The rate of severe asthma exacerbations treated with systemic glucocorticoids did not differ significantly between groups (0.48 exacerbations per year in the high-dose group and 0.37 exacerbations per year in the low-dose group; relative rate, 1.3; 95% confidence interval, 0.8 to 2.1; P=0.30). The time to the first exacerbation, the rate of treatment failure, symptom scores, and albuterol use during yellow-zone episodes did not differ significantly between groups. The total glucocorticoid exposure was 16% higher in the high-dose group than in the low-dose group. The difference in linear growth between the high-dose group and the low-dose group was -0.23 cm per year (P=0.06).
In children with mild-to-moderate persistent asthma treated with daily inhaled glucocorticoids, quintupling the dose at the early signs of loss of asthma control did not reduce the rate of severe asthma exacerbations or improve other asthma outcomes and may be associated with diminished linear growth. (Funded by the National Heart, Lung, and Blood Institute; STICS ClinicalTrials.gov number, NCT02066129 .).
尽管经常使用哮喘控制疗法,如吸入糖皮质激素,但哮喘急性发作仍频繁发生。
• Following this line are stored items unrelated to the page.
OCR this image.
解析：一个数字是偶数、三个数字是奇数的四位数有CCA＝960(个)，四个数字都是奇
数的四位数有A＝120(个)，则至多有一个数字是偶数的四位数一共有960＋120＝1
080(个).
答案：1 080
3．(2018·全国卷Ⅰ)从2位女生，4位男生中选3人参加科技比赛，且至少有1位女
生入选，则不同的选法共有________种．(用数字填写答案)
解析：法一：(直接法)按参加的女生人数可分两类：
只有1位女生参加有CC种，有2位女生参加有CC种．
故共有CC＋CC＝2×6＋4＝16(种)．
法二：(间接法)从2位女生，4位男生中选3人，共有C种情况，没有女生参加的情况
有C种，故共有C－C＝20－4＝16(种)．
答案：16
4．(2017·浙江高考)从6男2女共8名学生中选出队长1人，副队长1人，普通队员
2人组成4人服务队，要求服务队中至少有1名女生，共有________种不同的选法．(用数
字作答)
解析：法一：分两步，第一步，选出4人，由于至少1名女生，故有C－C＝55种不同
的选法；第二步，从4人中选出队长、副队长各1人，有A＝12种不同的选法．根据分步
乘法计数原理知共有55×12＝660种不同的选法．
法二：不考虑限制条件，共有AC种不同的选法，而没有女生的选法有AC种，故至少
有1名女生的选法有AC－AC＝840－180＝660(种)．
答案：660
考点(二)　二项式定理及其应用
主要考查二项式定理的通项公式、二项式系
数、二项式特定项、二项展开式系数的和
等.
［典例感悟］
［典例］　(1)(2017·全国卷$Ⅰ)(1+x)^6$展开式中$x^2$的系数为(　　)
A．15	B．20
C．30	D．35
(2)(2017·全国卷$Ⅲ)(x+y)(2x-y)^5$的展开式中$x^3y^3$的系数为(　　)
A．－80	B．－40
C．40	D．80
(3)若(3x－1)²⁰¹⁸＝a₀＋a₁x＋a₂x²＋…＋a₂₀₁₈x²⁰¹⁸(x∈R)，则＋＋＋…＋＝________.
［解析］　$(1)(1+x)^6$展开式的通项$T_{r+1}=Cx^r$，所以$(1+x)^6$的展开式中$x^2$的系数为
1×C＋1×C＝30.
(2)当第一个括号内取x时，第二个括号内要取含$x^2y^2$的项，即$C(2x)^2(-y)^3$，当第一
临床医生通常在哮喘控制丧失的早期迹象出现时增加吸入糖皮质激素的剂量。然而,关于该策略在儿童中的安全性和有效性的数据有限。
我们研究了254名5至11岁的儿童,他们患有轻度至中度持续性哮喘,且在前一年至少有一次哮喘急性发作接受过全身糖皮质激素治疗。儿童接受维持低剂量吸入糖皮质激素治疗48周(丙酸氟替卡松,每次吸入剂量44μg,每日两次,每次两吸),并在哮喘控制丧失的早期迹象(“黄色区域”)出现时随机分配继续使用相同剂量(低剂量组)或使用五倍剂量(高剂量组;每次吸入剂量220μg,每日两次,每次两吸),为期7天。治疗采用双盲方式。主要结局是接受全身糖皮质激素治疗的严重哮喘急性发作率。
两组间接受全身糖皮质激素治疗的严重哮喘急性发作率无显著差异(高剂量组每年0.48次急性发作,低剂量组每年0.37次急性发作;相对发生率为1.3;95%置信区间为0.8至2.1;P = 0.30)。首次急性发作时间、治疗失败率、症状评分以及黄色区域发作期间沙丁胺醇的使用情况在两组间无显著差异。高剂量组的总糖皮质激素暴露量比低剂量组高16%。高剂量组与低剂量组的线性生长差异为每年-0.23cm(P = 0.06)。
在接受每日吸入糖皮质激素治疗的轻度至中度持续性哮喘儿童中,在哮喘控制丧失的早期迹象出现时将剂量增加至五倍并不能降低严重哮喘急性发作率或改善其他哮喘结局,且可能与线性生长减缓有关。(由美国国立心肺血液研究所资助;STICS临床试验注册号,NCT02066129。)